In February, the US Senate Judiciary Committee voted to advance Loretta Lynch's attorney general nomination, inching her closer to becoming the first African-American woman ever to hold the post.
Her nomination, currently pending before the full Senate, comes at a time of deep Republican animosity towards Obama's immigration reform plan, which he introduced by executive order in November.
"You don't hold attorney general nominees hostage for other issues," Obama told reporters.
"This is our top law enforcement office. Nobody denies that she's well-qualified. We need to go ahead and get her done."
Lynch, 55, would succeed Attorney General Eric Holder, a polarizing figure for Republicans who accuse him of being a rubber stamp for Obama policies.
Just this week, Senate Majority Leader Mitch McConnell said Lynch's nomination would not go up for a vote before the Republican-controlled Senate until the chamber passes human trafficking legislation.

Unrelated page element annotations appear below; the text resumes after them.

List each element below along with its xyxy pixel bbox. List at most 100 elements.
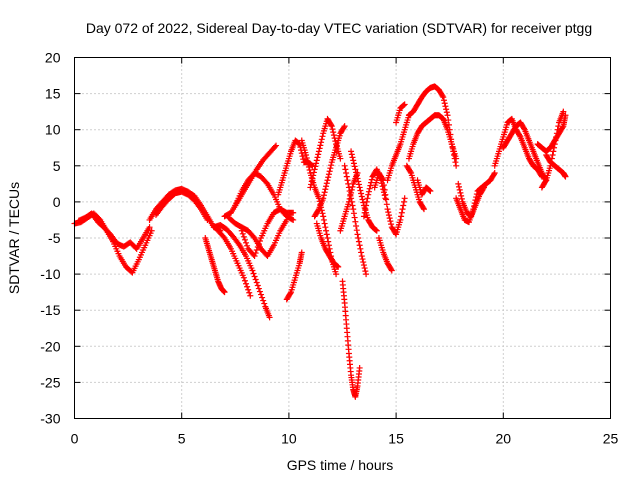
data-point <box>364 195 371 202</box>
y-tick-label: -25 <box>40 374 60 390</box>
data-point <box>358 193 365 200</box>
data-point <box>420 204 427 211</box>
series-arc-06 <box>210 222 273 321</box>
data-point <box>321 220 328 227</box>
x-tick-label: 0 <box>71 431 79 447</box>
data-point <box>348 148 355 155</box>
data-point <box>249 267 256 274</box>
data-point <box>398 213 405 220</box>
data-point <box>360 259 367 266</box>
data-point <box>245 286 252 293</box>
data-point <box>549 151 556 158</box>
data-point <box>350 206 357 213</box>
series-arc-13 <box>283 249 305 303</box>
data-point <box>359 196 366 203</box>
data-point <box>323 183 330 190</box>
data-point <box>326 168 333 175</box>
data-point <box>335 263 342 270</box>
data-point <box>361 265 368 272</box>
data-point <box>439 93 446 100</box>
series-arc-24 <box>375 235 395 274</box>
data-point <box>241 236 248 243</box>
data-point <box>388 267 395 274</box>
data-point <box>359 256 366 263</box>
data-point <box>146 224 153 231</box>
data-point <box>381 186 388 193</box>
data-point <box>340 124 347 131</box>
data-point <box>317 142 324 149</box>
data-point <box>321 189 328 196</box>
data-point <box>445 121 452 128</box>
data-point <box>453 155 460 162</box>
x-tick-label: 20 <box>496 431 512 447</box>
data-point <box>323 231 330 238</box>
data-point <box>316 145 323 152</box>
data-point <box>398 209 405 216</box>
data-point <box>315 148 322 155</box>
data-point <box>383 196 390 203</box>
data-point <box>306 167 313 174</box>
series-arc-05 <box>202 235 228 296</box>
series-arc-11 <box>232 170 297 223</box>
data-point <box>380 182 387 189</box>
data-point <box>260 297 267 304</box>
data-point <box>426 187 433 194</box>
data-point <box>400 202 407 209</box>
data-point <box>366 185 373 192</box>
data-point <box>350 157 357 164</box>
data-point <box>328 162 335 169</box>
data-point <box>362 206 369 213</box>
data-point <box>320 192 327 199</box>
data-point <box>441 100 448 107</box>
data-point <box>289 216 296 223</box>
data-point <box>263 179 270 186</box>
data-point <box>386 215 393 222</box>
data-point <box>360 262 367 269</box>
data-point <box>348 151 355 158</box>
data-point <box>315 151 322 158</box>
y-tick-labels: -30 -25 -20 -15 -10 -5 0 5 10 15 20 <box>40 50 60 427</box>
data-point <box>253 247 260 254</box>
data-point <box>256 288 263 295</box>
data-point <box>341 123 348 130</box>
data-point <box>349 202 356 209</box>
data-point <box>241 277 248 284</box>
data-point <box>271 143 278 150</box>
data-point <box>318 136 325 143</box>
data-point <box>303 151 310 158</box>
data-point <box>373 227 380 234</box>
data-point <box>491 170 498 177</box>
data-points <box>71 83 569 400</box>
data-point <box>349 154 356 161</box>
data-point <box>367 182 374 189</box>
data-point <box>319 210 326 217</box>
data-point <box>325 238 332 245</box>
series-arc-18 <box>339 278 363 400</box>
data-point <box>455 180 462 187</box>
data-point <box>562 173 569 180</box>
x-tick-label: 10 <box>281 431 297 447</box>
data-point <box>358 190 365 197</box>
data-point <box>304 157 311 164</box>
y-tick-label: -30 <box>40 411 60 427</box>
data-point <box>299 153 306 160</box>
data-point <box>342 166 349 173</box>
series-arc-10 <box>225 214 290 260</box>
data-point <box>351 214 358 221</box>
data-point <box>243 280 250 287</box>
data-point <box>480 185 487 192</box>
data-point <box>443 106 450 113</box>
data-point <box>363 271 370 278</box>
data-point <box>313 160 320 167</box>
data-point <box>298 249 305 256</box>
data-point <box>251 253 258 260</box>
data-point <box>250 270 257 277</box>
data-point <box>355 178 362 185</box>
data-point <box>307 184 314 191</box>
data-point <box>324 235 331 241</box>
data-point <box>521 125 528 132</box>
data-point <box>322 224 329 231</box>
data-point <box>298 150 305 157</box>
data-point <box>355 181 362 188</box>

Obama's fellow Democrats are opposing anti-abortion language in the measure.
The president rejected suggestions that race played a role in delaying Lynch's confirmation, blaming instead "Senate dysfunction" and "stubbornness on the part of Republicans to move nominees, period."

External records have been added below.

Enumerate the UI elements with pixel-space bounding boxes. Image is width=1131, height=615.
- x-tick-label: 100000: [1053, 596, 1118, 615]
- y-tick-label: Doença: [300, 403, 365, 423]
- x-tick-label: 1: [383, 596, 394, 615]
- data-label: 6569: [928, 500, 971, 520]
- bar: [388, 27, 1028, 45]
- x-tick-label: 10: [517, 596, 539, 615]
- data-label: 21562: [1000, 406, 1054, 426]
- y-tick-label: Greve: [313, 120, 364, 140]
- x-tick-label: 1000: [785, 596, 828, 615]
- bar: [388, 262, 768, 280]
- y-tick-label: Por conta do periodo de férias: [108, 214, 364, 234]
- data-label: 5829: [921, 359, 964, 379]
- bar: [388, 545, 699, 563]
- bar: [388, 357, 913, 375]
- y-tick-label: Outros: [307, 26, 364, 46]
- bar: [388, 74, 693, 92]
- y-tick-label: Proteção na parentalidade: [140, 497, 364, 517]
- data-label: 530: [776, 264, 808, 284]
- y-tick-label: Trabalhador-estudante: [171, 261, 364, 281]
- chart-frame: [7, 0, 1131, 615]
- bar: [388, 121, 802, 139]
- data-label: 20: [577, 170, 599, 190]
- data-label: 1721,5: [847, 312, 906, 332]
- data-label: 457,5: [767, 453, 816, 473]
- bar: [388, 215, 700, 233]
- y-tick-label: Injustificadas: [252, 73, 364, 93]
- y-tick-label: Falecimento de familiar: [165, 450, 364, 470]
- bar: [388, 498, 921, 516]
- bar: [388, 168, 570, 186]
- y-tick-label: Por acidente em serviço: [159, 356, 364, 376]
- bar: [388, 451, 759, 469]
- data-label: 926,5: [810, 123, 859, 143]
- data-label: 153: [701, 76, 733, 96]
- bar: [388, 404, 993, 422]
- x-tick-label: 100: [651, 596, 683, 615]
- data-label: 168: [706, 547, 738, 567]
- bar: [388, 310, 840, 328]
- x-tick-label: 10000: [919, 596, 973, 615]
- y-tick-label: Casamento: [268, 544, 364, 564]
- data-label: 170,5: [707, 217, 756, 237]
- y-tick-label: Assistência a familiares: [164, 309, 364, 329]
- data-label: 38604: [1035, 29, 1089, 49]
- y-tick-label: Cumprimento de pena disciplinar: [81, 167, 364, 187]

"What I do know is that she is eminently qualified. Nobody denies it," Obama said in the interview.
"Even the Republicans acknowledge she's been a great prosecutor.
"Her integrity is unimpeachable. By all accounts, she's a great manager... We need to go ahead and get this done."
Lynch earned high praise for cracking down on corruption and convicting terror suspects in her position as chief US attorney for the Eastern District of New York.